Kommentar
: Umgefallen?

■ Die Bündnisgrünen arbeiten fieberhaft an der richtigen Botschaft

Fehler zuzugeben, Fehler einzusehen und Fehler zu korrigieren habe nichts mit Weichspülen zu tun, sondern sei Ausdruck von Selbstbewußtsein und Souveränität. Auf diese Formel einigte sich am Wochenende der Länderrat der Bündnisgrünen über alle Flügel hinweg. Die Prügel der letzten Wochen und die Angst vor dem Absturz unter die Fünfprozentmarke motivierten den kleinen Parteitag, dem letzten vor den Wahlen im Herbst, zu einer Einsicht in die Notwendigkeit des Schulterschlusses. Für die Grünen ist dies ein Novum.

Die Botschaft heißt nicht mehr fünf Mark fürs Benzin, sondern: ohne soziale Gerechtigkeit keine ökologische Erneuerung, ohne eine wirksame Bekämpfung der Arbeitslosigkeit kein Dreiliterauto, keine demokratische Erneuerung, kein neues Staatsbürgerschaftsrecht. Dies alles, so hieß es, sei zwar Inhalt des Magdeburger Programms gewesen, nur sei er mit dem falschen Symbol gekoppelt worden. Das wurde nun einkassiert. Kein Pendler soll mehr Angst haben, daß Autofahren künftig zu einem Privileg der Besserverdienenden wird.
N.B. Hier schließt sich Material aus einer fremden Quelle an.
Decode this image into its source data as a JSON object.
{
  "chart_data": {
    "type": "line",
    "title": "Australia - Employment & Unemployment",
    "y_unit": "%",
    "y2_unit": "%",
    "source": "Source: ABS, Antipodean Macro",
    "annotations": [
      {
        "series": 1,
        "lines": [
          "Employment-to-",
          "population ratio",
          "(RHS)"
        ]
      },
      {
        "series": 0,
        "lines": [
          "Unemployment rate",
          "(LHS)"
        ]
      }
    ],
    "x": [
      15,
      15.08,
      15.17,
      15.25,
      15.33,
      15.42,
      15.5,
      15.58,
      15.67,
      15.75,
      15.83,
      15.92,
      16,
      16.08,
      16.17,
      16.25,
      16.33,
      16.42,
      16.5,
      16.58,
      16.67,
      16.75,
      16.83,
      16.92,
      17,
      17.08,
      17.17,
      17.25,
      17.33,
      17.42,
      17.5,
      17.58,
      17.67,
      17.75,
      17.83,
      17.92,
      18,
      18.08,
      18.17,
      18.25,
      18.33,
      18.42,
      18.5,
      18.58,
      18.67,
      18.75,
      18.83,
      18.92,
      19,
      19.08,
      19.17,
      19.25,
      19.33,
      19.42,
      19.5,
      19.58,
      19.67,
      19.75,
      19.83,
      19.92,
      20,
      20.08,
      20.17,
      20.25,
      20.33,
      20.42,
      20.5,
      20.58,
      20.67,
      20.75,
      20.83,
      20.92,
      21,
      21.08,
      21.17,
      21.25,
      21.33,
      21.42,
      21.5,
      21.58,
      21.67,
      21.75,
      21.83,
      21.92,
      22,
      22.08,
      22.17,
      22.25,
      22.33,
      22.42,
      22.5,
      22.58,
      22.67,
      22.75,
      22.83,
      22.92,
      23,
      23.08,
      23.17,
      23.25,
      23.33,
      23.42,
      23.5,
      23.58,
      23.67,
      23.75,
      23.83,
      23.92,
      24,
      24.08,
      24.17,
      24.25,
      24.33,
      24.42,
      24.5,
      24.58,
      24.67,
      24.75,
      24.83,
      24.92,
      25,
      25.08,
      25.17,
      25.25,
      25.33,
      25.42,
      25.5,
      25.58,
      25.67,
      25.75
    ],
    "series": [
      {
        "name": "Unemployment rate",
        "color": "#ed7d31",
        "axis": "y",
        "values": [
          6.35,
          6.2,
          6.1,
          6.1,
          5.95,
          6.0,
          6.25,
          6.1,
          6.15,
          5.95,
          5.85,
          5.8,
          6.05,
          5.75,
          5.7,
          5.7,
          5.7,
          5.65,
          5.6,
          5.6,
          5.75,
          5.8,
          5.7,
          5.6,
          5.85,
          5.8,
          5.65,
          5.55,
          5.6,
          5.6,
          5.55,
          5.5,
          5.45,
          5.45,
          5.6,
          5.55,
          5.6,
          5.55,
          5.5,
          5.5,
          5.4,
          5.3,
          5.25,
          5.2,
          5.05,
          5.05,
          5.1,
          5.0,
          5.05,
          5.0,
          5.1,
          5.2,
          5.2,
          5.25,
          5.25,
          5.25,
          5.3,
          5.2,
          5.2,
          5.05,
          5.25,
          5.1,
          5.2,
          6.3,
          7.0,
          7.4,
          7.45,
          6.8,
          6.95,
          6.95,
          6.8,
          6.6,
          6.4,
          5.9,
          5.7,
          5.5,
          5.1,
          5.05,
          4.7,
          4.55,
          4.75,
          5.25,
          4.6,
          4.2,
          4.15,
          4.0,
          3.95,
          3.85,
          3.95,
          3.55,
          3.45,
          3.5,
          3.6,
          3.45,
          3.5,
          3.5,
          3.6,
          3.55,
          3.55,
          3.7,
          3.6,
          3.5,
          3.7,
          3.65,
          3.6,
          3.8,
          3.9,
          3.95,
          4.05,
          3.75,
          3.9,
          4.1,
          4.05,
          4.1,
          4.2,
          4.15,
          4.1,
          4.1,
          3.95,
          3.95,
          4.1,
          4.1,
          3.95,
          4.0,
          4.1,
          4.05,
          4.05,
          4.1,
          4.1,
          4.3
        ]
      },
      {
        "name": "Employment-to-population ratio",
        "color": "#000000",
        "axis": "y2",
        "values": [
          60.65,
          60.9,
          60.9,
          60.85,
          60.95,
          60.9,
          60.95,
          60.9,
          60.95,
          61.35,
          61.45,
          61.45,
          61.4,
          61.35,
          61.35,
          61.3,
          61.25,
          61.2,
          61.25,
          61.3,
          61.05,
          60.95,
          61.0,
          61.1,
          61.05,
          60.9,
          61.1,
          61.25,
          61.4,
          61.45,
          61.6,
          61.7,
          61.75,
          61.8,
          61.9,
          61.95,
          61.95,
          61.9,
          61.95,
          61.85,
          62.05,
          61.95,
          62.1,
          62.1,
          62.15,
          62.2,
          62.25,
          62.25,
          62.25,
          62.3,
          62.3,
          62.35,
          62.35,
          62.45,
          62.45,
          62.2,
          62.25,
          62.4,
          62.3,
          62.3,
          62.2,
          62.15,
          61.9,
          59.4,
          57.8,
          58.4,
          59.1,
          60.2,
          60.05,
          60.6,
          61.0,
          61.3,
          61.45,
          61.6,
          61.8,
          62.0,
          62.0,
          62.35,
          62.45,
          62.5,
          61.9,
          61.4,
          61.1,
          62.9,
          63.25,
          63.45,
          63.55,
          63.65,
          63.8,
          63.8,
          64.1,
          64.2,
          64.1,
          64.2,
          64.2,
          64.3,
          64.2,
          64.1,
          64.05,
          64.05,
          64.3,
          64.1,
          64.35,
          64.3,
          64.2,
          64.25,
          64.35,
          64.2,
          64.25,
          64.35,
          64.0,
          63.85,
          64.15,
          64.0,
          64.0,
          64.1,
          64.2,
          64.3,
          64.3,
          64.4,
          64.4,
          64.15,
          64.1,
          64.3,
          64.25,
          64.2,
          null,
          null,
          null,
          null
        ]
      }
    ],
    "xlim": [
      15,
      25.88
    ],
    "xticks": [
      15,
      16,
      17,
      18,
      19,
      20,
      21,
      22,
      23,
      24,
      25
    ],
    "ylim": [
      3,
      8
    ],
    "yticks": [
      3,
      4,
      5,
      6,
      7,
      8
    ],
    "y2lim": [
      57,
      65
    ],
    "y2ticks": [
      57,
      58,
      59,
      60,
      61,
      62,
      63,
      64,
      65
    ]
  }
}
Ökologische Steuerreform, so Fischer, bedeute schließlich Entlastung der unteren und mittleren Einkommen. Gibt es jetzt also auch bei den Grünen die Ökologie zum Nulltarif? Natürlich nicht. Alle RednerInnen haben diesen Einwand auf dem Parteitag präventiv zurückgewiesen. Grüne Sozialpolitik sei eine ökologisch motivierte Politik, die Kostensenkung nicht auf dem Rücken der Schwachen betreibe und dennoch nicht auf Wachstum setze. Trotzdem, wenn die Grünen durch den verstrahlten Castor nicht an ihre Ursprünge erinnert worden wären, bliebe unter dem Strich: Ökologie darf den zumutbaren Rahmen nicht sprengen. Den Rahmen aber setzt der Zeitgeist.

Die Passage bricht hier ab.